Thursday, June 19, 2003
S.C. to Decide if Right to Disclose Criminal Record Is Absolute
By KENNETH OFGANG, Staff Writer/Appellate Courts
The California Supreme Court agreed yesterday to decide whether a 32-year-old ruling allowing a publication that identified a convicted felon to be held liable for invasion of privacy is still good law.
The justices, at their weekly conference, decided unanimously to grant review of the Feb. 27 Fourth District Court of Appeal, Div. One ruling in Gates v. Discovery Communications, Inc., 106 Cal.App.4th 677.
The San Diego-based panel concluded that a 1975 U.S. Supreme Court ruling had implicitly overruled the earlier California case. In a victory for First Amendment press and speech rights over an individual’s right to privacy, the court said that no civil or criminal penalties may be imposed for publishing the public record of a judicial proceeding, no matter how old it is.
The panel ordered that a San Diego Superior Court action against the producers of a Discovery Channel television series called “The Prosecutors”—featuring reenactments of notorious crimes and details of the capture and conviction of the perpetrators—be stricken under the anti-SLAPP law.
Plaintiff Steve Gates was identified in one show as having pled guilty to being an accessory after the fact to murder for hire. Gates, who served three years in prison, argued that he had done his time and had since lived an exemplary life, and sued Discovery Communications, Inc. and New Dominion Pictures for invasion of privacy.
The defendants moved to strike the complaint as a strategic lawsuit against public participation. Judge Kevin A. Enright denied the motion, holding that the defendants had failed to show that Gates’ involvement in the killing of Salvatore Ruscitti—although accurate—was newsworthy.
Gates’ argument and Enright’s ruling that Gates had a probability of prevailing at trial turned on Briscoe v. Reader’s Digest Association, Inc. (1971) 4 Cal.3d 529, a feature of books on California privacy and First Amendment law. The Briscoe ruling, while often criticized, has never been explicitly overturned.
The case concerned a 1966 Reader’s Digest article about truck hijacking and named Marvin Briscoe, a man who had committed a hijacking 11 years earlier and who claimed he had since rehabilitated himself. The Supreme Court concluded that in balancing privacy rights against the First Amendment, special protection was accorded “hot news, items of possible immediate public interest or concern,” and in part because of deadline pressure, in part because of importance of identifying perpetrators of “recent crimes.”

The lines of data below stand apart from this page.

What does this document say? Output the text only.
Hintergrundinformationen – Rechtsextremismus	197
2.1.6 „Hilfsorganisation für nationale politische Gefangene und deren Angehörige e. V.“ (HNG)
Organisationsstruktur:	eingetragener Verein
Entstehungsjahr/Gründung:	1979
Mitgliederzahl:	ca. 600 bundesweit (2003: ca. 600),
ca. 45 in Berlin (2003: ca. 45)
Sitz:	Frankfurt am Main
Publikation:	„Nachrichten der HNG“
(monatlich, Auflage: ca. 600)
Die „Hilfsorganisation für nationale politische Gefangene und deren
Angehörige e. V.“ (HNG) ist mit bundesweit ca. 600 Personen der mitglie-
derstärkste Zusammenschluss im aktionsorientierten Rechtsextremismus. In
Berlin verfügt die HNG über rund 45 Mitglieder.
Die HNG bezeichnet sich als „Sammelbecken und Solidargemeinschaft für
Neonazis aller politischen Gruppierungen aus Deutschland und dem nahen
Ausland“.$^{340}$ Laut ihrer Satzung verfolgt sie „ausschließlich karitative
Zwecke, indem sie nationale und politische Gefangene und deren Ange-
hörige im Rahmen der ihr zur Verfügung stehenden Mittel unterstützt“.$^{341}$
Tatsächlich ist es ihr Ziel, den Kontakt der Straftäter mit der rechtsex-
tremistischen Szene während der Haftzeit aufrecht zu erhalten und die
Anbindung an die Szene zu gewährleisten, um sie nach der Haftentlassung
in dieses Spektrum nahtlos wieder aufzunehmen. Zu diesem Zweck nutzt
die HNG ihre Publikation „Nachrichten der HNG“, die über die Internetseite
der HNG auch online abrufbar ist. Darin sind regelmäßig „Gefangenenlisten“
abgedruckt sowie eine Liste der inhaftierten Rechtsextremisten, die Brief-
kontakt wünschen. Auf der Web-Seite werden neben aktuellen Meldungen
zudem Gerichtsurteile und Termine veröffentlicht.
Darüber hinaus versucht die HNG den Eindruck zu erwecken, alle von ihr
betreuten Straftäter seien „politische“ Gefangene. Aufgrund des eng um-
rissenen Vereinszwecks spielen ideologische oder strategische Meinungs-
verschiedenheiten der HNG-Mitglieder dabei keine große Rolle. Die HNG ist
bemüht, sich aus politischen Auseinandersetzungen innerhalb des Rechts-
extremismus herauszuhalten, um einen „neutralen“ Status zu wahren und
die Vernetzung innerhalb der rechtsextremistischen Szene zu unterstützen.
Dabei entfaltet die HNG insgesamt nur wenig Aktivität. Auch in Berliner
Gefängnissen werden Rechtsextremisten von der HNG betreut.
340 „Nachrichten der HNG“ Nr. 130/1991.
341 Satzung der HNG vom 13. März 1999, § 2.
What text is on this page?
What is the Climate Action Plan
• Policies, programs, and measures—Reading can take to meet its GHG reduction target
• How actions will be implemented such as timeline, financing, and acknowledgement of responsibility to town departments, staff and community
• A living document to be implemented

But when the crimes were not recent, the court said, there is little social utility in identifying the offender, and the First Amendment provides less protection to the journalist or writer who publishes it.
Besides, the court said, keeping the identity of former offenders private preserved the “integrity of the rehabilitative process.”
Although truthful publications remained constitutionally protected if they were newsworthy, the court said, it remained up to a jury to decide whether the name of a person like Briscoe remained newsworthy.
But Justice Patricia Benke, writing for the Fourth District panel, noted that the U.S. Supreme Court later “categorically declared that no sanction may be imposed on the publication of truthful information contained in an official report open to public inspection.”
In that case—Cox Broadcasting Corporation v. Cohn—a television reporter in Georgia learned the name of a murder and rape victim from an indictment. The station reported the name, in violation of Georgia law, and the victim’s father sued for invasion of privacy.
The Georgia trial court permitted the suit, saying the criminal statute gave a civil remedy to those injured by its violation.
The Supreme Court avoided the question of whether the Constitution requires that truth be recognized as a defense in a defamation action by a private person rather than a public figure. But the court ruled that states may not impose sanctions on the accurate publication of the names of crime victims obtained from judicial records “which are maintained in connection with a public prosecution and which themselves are open to public inspection.”
Benke said Cox, not Briscoe, controls in Gates’ case.
In other action at yesterday’s conference, the high court:
•Agreed to decide whether a declaration that was executed outside California and did not state it was signed “under penalty of perjury under the laws of the State of California” substantially complied with the requirements of state law. The Third District held in Kulshrestha v. First Union Commercial Corporation, 107 Cal.App.4th 415, that it did not, and said the trial judge was correct in not considering the declaration in opposition to a summary judgment motion.
•Declined to hear a former Inter-Con Security Services guard’s claim that a local attorney got him fired after he filed a declaration accusing the lawyer, Barry B. Kaufman, of harassing attorney Frances L. Diaz at the Mosk Courthouse, where Kaufman and Diaz have done battle in a series of lawsuits.
Div. One of this district’s Court of Appeal held that the guard, Steven L. Baldwin—who was represented by Diaz—had no case because the comments by Kaufman on which the firing was allegedly based were contained in a court declaration, and thus absolutely privileged.